Auf dem Weg zur Dekanatsfusion werden die drei Dekanate am Samstag, den 31. August dieses Jahres ihren zweiten gemeinsamen Kirchentag feiern. Unter dem Motto „Grenzenlos“ kommen sie rund um die Licher Marienstiftskirche zusammen. Kirchenpräsident Dr. Volker Jung wird an diesem Tag beim Eröffnungsgottesdienst um 15 Uhr predigen. Weiterer Höhepunkt ist die Aufführung des Pop-Oratoriums „Jesaja“ von Hartmut Naumann am Abend in der Marienstiftskirche. Die Dekanatskantorinnen der drei Dekanate stellen dafür Projektchöre zusammen, die gemeinsam mit Band und Solisten auftreten werden. Sängerinnen und Sänger, die dabei mitwirken möchten, sind herzlich willkommen.

Möglicherweise können die Vorbereitungen zum AG-Kirchentag schon über das neue Internet-Portal der EKHN abgewickelt werden, das die Referentin für Öffentlichkeitsarbeit, Dr. Angela Stender, den Synodalen in ihrem Bericht vorstellte. Das Portal bietet vielfältige Möglichkeiten der digitalen Zusammenarbeit, die auch den Kirchenvorständen zur Verfügung stehen werden. Kalender- und Chatfunktionen, aber auch eine Cloudlösung für Dokumente können hier genutzt werden.

Ökumenepfarrer Bernd Apel berichtete unter anderem über seine Tätigkeit in der Arbeitsgemeinschaft Christlicher Kirchen (ACK) und den Besuch der Delegation aus der indischen Partnerdiözese Krishna Godavari im vergangenen Jahr.

Bei der Suche nach einem Standort für die Verwaltung des neuen Großdekanats gibt es laut Dekan Hans-Theo Daum (Kirchberg) zwar Fortschritte, aber noch kein konkretes Ergebnis. Dekanin Barbara Alt (Hungen) informierte über die erste Zusammenkunft der Arbeitsgruppe Kirchenmusik, in der die Konzeption der kirchenmusikalischen Arbeit im zukünftigen Großdekanat entwickelt werden soll.

Weitere Themen der Synode waren Anträge an die Kirchensynode der EKHN zum Umgang mit nicht mehr benötigten Pfarrhäusern und zur Kostenübernahme für die musikalische Begleitung bei Trauerfeiern oder Trauungen.

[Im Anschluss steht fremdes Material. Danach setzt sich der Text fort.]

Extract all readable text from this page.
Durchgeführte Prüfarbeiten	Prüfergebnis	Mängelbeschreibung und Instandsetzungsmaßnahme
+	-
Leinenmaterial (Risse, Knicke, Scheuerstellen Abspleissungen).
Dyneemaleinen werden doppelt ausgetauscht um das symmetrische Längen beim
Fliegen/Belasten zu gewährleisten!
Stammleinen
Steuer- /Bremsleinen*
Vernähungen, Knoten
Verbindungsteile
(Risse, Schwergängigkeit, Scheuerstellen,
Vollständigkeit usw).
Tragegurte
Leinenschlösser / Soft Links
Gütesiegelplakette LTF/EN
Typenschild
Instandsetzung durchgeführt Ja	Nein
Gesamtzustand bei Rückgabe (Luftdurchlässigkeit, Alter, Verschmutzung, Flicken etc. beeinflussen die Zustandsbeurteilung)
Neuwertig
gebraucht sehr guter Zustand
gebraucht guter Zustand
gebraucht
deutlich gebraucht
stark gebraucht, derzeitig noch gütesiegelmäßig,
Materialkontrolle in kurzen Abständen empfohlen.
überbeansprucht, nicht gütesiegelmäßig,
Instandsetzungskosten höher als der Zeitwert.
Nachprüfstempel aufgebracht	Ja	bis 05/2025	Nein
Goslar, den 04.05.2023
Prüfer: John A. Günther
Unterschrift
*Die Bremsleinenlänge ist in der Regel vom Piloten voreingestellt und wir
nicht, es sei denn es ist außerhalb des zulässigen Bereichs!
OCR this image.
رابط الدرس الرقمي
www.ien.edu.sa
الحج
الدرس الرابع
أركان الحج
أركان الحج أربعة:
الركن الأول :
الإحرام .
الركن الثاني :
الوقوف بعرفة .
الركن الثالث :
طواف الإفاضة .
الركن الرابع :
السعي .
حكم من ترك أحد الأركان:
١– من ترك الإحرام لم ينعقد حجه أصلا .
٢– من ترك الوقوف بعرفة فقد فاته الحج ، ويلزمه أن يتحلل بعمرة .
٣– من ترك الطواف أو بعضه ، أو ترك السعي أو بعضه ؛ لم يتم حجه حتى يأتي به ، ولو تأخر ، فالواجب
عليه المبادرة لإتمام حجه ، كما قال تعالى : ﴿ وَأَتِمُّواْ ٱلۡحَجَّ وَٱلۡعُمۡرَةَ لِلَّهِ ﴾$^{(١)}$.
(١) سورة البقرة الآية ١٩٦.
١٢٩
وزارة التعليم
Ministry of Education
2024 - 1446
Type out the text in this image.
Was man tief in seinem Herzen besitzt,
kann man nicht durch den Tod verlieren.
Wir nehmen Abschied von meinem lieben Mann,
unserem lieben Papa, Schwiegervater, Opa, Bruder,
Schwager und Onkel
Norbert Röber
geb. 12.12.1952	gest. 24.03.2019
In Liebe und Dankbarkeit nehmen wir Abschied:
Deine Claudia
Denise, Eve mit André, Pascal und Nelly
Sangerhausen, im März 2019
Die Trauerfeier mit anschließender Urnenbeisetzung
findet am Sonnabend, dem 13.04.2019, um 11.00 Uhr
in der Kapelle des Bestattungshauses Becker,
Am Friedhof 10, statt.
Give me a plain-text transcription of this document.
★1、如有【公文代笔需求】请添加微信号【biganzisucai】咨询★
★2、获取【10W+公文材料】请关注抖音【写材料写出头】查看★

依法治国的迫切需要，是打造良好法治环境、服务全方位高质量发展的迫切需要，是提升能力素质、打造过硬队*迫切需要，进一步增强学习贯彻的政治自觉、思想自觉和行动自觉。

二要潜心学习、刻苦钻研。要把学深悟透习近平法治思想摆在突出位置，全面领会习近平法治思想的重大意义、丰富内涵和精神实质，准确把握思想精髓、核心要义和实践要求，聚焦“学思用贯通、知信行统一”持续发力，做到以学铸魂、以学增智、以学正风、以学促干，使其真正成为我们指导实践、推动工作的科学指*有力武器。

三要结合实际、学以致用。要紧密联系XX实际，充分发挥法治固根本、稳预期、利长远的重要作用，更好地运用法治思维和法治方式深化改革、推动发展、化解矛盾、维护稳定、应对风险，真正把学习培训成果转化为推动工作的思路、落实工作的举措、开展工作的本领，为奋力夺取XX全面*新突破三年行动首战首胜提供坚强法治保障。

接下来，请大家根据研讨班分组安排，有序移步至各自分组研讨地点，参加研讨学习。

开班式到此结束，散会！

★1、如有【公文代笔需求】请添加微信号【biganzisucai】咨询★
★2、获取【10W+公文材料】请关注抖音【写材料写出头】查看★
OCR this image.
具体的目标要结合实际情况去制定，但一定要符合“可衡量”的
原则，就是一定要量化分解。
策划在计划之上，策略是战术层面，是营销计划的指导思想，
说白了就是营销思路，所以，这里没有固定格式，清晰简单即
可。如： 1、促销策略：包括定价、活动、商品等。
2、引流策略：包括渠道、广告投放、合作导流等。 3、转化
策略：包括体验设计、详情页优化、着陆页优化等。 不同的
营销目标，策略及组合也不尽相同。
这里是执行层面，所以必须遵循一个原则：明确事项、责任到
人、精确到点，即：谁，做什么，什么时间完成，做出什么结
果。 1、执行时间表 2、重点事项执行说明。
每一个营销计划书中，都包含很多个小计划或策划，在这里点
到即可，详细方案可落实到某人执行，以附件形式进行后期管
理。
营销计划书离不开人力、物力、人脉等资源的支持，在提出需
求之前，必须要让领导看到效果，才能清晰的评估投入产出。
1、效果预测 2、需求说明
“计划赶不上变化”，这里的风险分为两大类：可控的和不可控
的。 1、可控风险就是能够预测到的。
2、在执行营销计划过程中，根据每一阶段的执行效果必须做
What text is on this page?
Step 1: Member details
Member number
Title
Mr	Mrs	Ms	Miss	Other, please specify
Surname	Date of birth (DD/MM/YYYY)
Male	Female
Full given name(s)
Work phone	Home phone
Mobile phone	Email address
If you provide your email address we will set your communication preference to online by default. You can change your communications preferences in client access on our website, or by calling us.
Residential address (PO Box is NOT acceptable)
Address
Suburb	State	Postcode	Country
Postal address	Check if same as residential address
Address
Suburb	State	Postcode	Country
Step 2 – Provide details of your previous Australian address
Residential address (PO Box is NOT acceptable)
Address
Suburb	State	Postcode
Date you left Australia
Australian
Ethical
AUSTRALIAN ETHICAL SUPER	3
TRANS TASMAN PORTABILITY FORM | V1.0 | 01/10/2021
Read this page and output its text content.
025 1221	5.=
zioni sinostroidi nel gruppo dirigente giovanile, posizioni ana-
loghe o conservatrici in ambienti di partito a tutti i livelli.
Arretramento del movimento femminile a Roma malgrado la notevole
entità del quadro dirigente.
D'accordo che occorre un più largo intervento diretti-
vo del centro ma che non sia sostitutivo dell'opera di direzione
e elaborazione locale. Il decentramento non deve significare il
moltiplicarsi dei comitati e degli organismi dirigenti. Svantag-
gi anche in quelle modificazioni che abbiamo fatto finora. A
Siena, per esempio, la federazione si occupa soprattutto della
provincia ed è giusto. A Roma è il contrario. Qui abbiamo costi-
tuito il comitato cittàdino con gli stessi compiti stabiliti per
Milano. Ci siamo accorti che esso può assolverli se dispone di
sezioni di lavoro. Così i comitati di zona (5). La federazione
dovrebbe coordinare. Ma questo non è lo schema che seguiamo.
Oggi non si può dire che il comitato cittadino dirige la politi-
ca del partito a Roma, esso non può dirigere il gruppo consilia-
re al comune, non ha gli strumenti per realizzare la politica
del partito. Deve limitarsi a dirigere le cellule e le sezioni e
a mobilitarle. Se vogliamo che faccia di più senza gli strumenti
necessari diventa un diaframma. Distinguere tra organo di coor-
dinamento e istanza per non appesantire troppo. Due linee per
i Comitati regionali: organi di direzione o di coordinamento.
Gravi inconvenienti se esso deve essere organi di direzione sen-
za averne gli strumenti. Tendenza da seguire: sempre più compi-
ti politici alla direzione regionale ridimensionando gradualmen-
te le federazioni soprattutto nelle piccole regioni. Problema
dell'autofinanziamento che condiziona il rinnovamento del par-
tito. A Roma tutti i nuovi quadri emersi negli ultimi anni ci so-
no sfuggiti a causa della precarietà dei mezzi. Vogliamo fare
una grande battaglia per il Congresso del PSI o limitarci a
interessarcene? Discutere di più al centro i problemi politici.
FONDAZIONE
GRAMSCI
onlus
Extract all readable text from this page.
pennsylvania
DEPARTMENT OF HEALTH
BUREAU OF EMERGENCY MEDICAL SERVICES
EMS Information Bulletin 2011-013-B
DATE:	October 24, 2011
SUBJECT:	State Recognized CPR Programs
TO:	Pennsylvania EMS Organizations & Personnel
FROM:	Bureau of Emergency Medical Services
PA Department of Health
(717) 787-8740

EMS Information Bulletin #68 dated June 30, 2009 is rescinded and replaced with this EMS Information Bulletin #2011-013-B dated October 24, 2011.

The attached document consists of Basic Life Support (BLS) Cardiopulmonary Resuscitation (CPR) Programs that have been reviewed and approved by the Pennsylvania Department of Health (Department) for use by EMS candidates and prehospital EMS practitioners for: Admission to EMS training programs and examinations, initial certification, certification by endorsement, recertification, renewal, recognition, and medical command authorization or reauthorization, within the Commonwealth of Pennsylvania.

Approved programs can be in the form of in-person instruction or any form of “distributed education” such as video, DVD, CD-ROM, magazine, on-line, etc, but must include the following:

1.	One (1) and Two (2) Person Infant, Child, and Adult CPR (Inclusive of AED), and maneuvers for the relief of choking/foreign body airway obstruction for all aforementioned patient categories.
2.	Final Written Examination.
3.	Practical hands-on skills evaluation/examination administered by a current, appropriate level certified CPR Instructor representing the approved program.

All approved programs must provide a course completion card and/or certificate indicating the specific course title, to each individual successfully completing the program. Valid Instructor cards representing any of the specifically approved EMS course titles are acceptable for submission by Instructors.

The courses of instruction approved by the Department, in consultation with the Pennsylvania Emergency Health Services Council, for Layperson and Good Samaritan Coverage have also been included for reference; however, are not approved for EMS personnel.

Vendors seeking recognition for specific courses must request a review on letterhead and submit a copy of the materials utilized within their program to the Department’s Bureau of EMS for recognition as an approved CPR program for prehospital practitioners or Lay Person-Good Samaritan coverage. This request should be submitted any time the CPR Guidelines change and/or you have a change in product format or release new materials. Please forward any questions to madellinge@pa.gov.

Den hohen Stellenwert von Kirchenmusik und Jugendarbeit spiegeln die vorgesehenen Ausgaben für die beiden Arbeitsbereiche in den Jahresetats der drei Dekanate wieder. Sie stellen jeweils die größten Posten in den Haushaltsplänen für 2019 dar. Die Synoden der drei Dekanate verabschiedeten die Jahresetats im Anschluss an die gemeinsame Tagung in getrennter Sitzung. Demnach wird das Dekanat Grünberg rund 800.000 Euro, das Dekanat Hungen gut 780.000 Euro und das Dekanat Kirchberg knapp 730.000 Euro aufwenden.